La compra se la traen los de la tienda del barrio, son muy amables. Hacen la lista y Marisol los llama para que lo preparen todo. Cuando cierran, a eso de las dos y media, se pasan por casa y lo suben. Se lo dejan en la puerta por precaución y llaman al timbre para que sepa que lo tiene allí. Después su hija se encarga de pagarlo por el móvil, eso ya no está a su alcance. El primer día le trajeron dos mascarillas y unos cuantos pares de guantes, todo un detalle. 
Después de acostar a Martina se pone a ver la tele. Han vuelto a ampliar el estado de alarma. El presidente comunica que en unos días van a poder salir con los niños para que se desfoguen, pero todavía no explica los horarios ni de qué manera. Solo de pensar en Martina cuando tenga campo abierto se le pone la piel de gallina. Ya no está para carreras.
A esas horas le entra el sopor de todo el día trajinando, se queda traspuesta un par de veces y decide irse a dormir. Antes pasa por la habitación de Samuel a echar un vistazo. Hay días que ha caído y otros que está liado con el fornai ese, o como diantres se llame. Por muy terco que se ponga no consiente que se quede enganchado a esas horas, pero cada vez se le hace más cuesta arriba. ¡Son nueve años! Qué va a dejar para cuando tenga quince. Lo malo es que lloriquea a sus papás y encima sacan la cara por él ¡Adónde vamos a llegar!

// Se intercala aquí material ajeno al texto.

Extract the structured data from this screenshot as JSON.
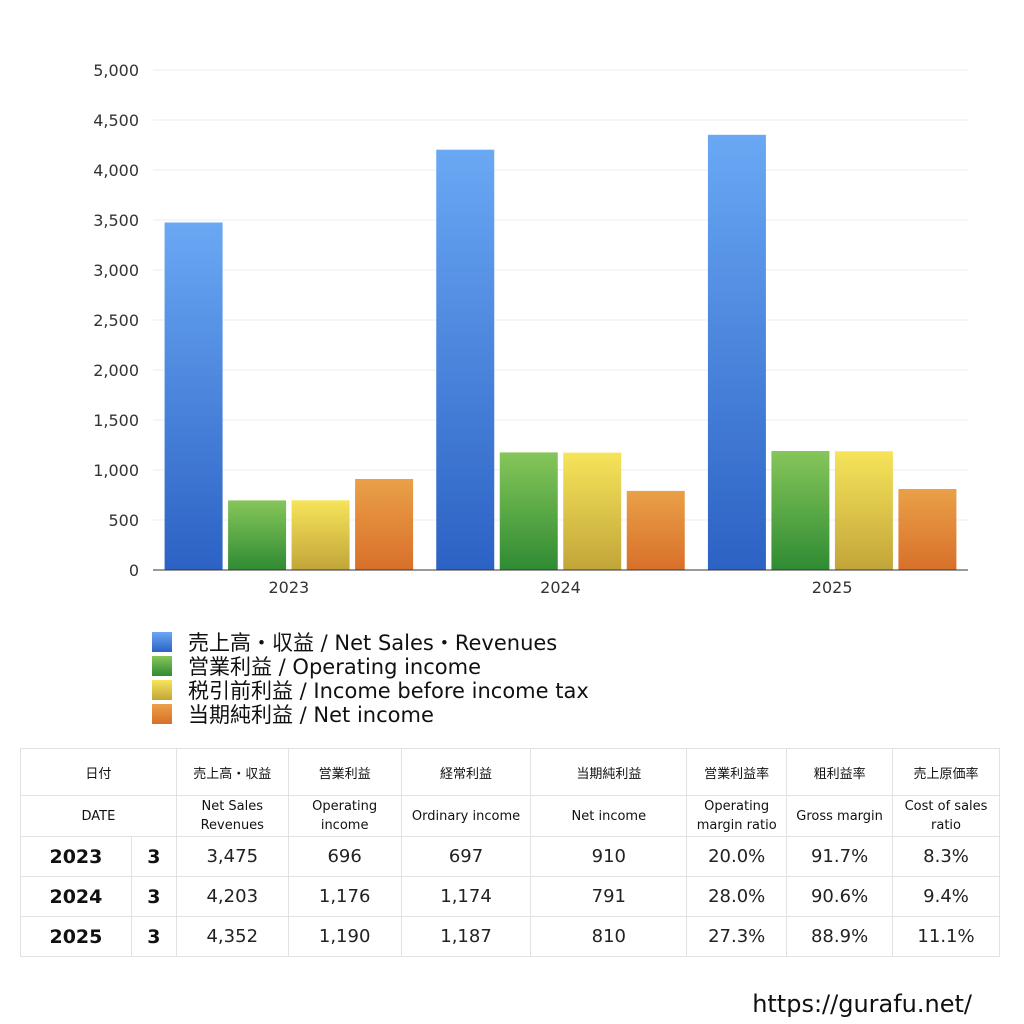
{
  "chart_data": {
    "type": "bar",
    "categories": [
      "2023",
      "2024",
      "2025"
    ],
    "series": [
      {
        "name": "売上高・収益 / Net Sales・Revenues",
        "values": [
          3475,
          4203,
          4352
        ],
        "color_top": "#6aa8f4",
        "color_bottom": "#2c62c4"
      },
      {
        "name": "営業利益 / Operating income",
        "values": [
          696,
          1176,
          1190
        ],
        "color_top": "#86c65a",
        "color_bottom": "#2f8b33"
      },
      {
        "name": "税引前利益 / Income before income tax",
        "values": [
          697,
          1174,
          1187
        ],
        "color_top": "#f6e45a",
        "color_bottom": "#c2a53a"
      },
      {
        "name": "当期純利益 / Net income",
        "values": [
          910,
          791,
          810
        ],
        "color_top": "#eaa048",
        "color_bottom": "#d8702a"
      }
    ],
    "y_ticks": [
      "0",
      "500",
      "1,000",
      "1,500",
      "2,000",
      "2,500",
      "3,000",
      "3,500",
      "4,000",
      "4,500",
      "5,000"
    ],
    "ylim": [
      0,
      5000
    ],
    "grid": true,
    "legend_position": "bottom-left"
  },
  "table": {
    "header_jp": [
      "日付",
      "売上高・収益",
      "営業利益",
      "経常利益",
      "当期純利益",
      "営業利益率",
      "粗利益率",
      "売上原価率"
    ],
    "header_en": [
      "DATE",
      "Net Sales\nRevenues",
      "Operating\nincome",
      "Ordinary income",
      "Net income",
      "Operating\nmargin ratio",
      "Gross margin",
      "Cost of sales\nratio"
    ],
    "rows": [
      {
        "year": "2023",
        "month": "3",
        "sales": "3,475",
        "operating": "696",
        "ordinary": "697",
        "net": "910",
        "op_margin": "20.0%",
        "gross_margin": "91.7%",
        "cost_ratio": "8.3%"
      },
      {
        "year": "2024",
        "month": "3",
        "sales": "4,203",
        "operating": "1,176",
        "ordinary": "1,174",
        "net": "791",
        "op_margin": "28.0%",
        "gross_margin": "90.6%",
        "cost_ratio": "9.4%"
      },
      {
        "year": "2025",
        "month": "3",
        "sales": "4,352",
        "operating": "1,190",
        "ordinary": "1,187",
        "net": "810",
        "op_margin": "27.3%",
        "gross_margin": "88.9%",
        "cost_ratio": "11.1%"
      }
    ]
  },
  "footer": {
    "url": "https://gurafu.net/"
  }
}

A la mañana siguiente llamó su yerno. Gregoria se alarmó, pues siempre era su hija la que lo hacía. Después, en la videollamada de la tarde, ya participaban todos. Le informó que Marisol estaba ingresada en el hospital. Se había contagiado del maldito virus. Pidió que le hicieran la prueba porque empezaba a tener síntomas y había dado positivo. No estaba en la UCI, la cosa no era tan grave, pero había que estar al tanto para ver como evolucionaba. Había casos y casos. Ella se puso a llorar. Ángel la tranquilizó. «No hay que alarmarse. Usted siga como hasta ahora, haciéndose cargo de los niños, se que es duro.  Yo llamaré todos los días para informaros lo que me vayan contando los compañeros. En mejores manos no puede estar. Lo de vernos sigue estando complicado mientras no mejore la situación».

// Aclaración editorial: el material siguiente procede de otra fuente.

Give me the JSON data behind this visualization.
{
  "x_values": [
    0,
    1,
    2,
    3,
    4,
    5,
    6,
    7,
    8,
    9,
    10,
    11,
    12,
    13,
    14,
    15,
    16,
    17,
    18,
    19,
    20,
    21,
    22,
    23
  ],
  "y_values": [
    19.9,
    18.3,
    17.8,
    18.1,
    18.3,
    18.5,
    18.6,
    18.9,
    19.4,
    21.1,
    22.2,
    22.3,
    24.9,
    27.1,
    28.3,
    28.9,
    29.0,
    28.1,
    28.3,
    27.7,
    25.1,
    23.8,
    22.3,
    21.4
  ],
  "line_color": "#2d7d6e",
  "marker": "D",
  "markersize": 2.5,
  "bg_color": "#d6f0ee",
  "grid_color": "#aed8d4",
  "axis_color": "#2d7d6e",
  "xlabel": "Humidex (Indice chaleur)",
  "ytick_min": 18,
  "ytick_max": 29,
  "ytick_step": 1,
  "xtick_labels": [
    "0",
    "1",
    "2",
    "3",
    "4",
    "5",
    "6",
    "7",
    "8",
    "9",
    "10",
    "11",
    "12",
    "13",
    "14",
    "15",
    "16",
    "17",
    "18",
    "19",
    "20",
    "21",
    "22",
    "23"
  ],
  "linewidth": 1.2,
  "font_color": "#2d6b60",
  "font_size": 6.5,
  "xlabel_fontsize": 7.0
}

No pudo pegar ojo. Se le venían a la mente los peores augurios, mezclados con unas pesadillas rarísimas. Se levantó entre noche, puso la televisión, pero nada más que había músicas extrañas, videntes y venta de productos de todo tipo. Eso no la entretuvo y siguió dándole vueltas a la cabeza. Sola, encerrada con los críos tanto tiempo y lo que quedaba. Y ahora lo de Marisol. Estaba superada, entre la angustia y el agotamiento.

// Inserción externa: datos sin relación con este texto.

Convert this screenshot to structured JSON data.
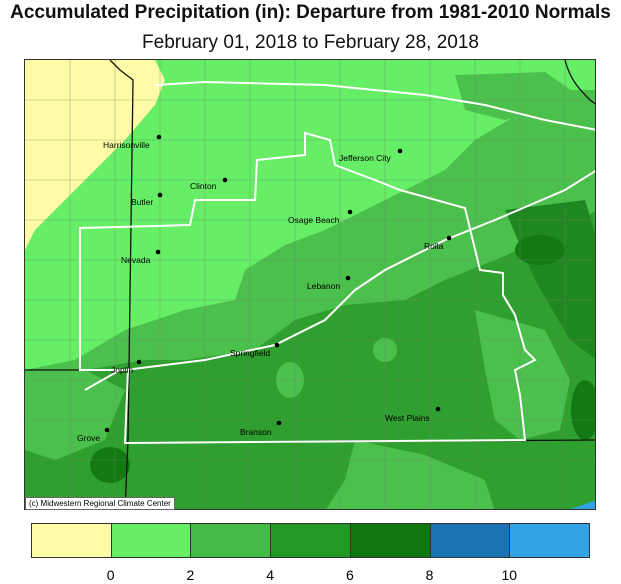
{
  "title": "Accumulated Precipitation (in): Departure from 1981-2010 Normals",
  "subtitle": "February 01, 2018 to February 28, 2018",
  "credit": "(c) Midwestern Regional Climate Center",
  "legend": {
    "bins": [
      {
        "color": "#fefba6",
        "range": "<0"
      },
      {
        "color": "#66ee66",
        "range": "0-2"
      },
      {
        "color": "#44bb44",
        "range": "2-4"
      },
      {
        "color": "#229922",
        "range": "4-6"
      },
      {
        "color": "#107710",
        "range": "6-8"
      },
      {
        "color": "#1a73b5",
        "range": "8-10"
      },
      {
        "color": "#33a3e6",
        "range": ">10"
      }
    ],
    "ticks": [
      "0",
      "2",
      "4",
      "6",
      "8",
      "10"
    ]
  },
  "cities": [
    {
      "name": "Harrisonville"
    },
    {
      "name": "Clinton"
    },
    {
      "name": "Butler"
    },
    {
      "name": "Jefferson City"
    },
    {
      "name": "Osage Beach"
    },
    {
      "name": "Rolla"
    },
    {
      "name": "Nevada"
    },
    {
      "name": "Lebanon"
    },
    {
      "name": "Joplin"
    },
    {
      "name": "Springfield"
    },
    {
      "name": "West Plains"
    },
    {
      "name": "Branson"
    },
    {
      "name": "Grove"
    }
  ]
}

En cuanto empezó a clarear llamó a Nicolás para buscar alivio en su conversación, porque estaba echa un manojo de nervios. «Grego, cariño, cómo madrugas, me has pillado en el baño, con las legañas puestas. ¿Ha pasado algo?» Ella se puso a sollozar, no era capaz de articular palabra. Nicolás le intentó calmar. Su tono era suave e inspiraba ternura. Cuando al fin se sobrepuso un poco, le explicó la situación. No podía seguir así mucho tiempo, agotada por la responsabilidad del cuidado de sus nietos y con la preocupación por el estado de su hija. Ya habían fallecido bastantes sanitarios. «¿Quieres que vaya a echarte una mano?», tras unos segundos de silencio añadió: «es broma, mujer, pues ¡no está la cosa seria! y los viejos somos los primeros que estamos abriendo el desfile». Estuvieron casi una hora de charla. Nicolás la tranquilizó y le dio ánimos a su manera, alternando chascarrillos e historietas con los asuntos peliagudos. Cuando colgó, bastante más tranquila, fue a despertar a sus nietos.
A media mañana llamaron al portero. Era Nicolás.
—Pero ¿qué haces tú, aquí? ¿Quieres subir?
—Ya he subido y he bajado. Te he dejado la compra apoyada en la puerta. Me he pasado por la tienda. Cómo me dijiste que habías encargado algo, así lo recibes antes.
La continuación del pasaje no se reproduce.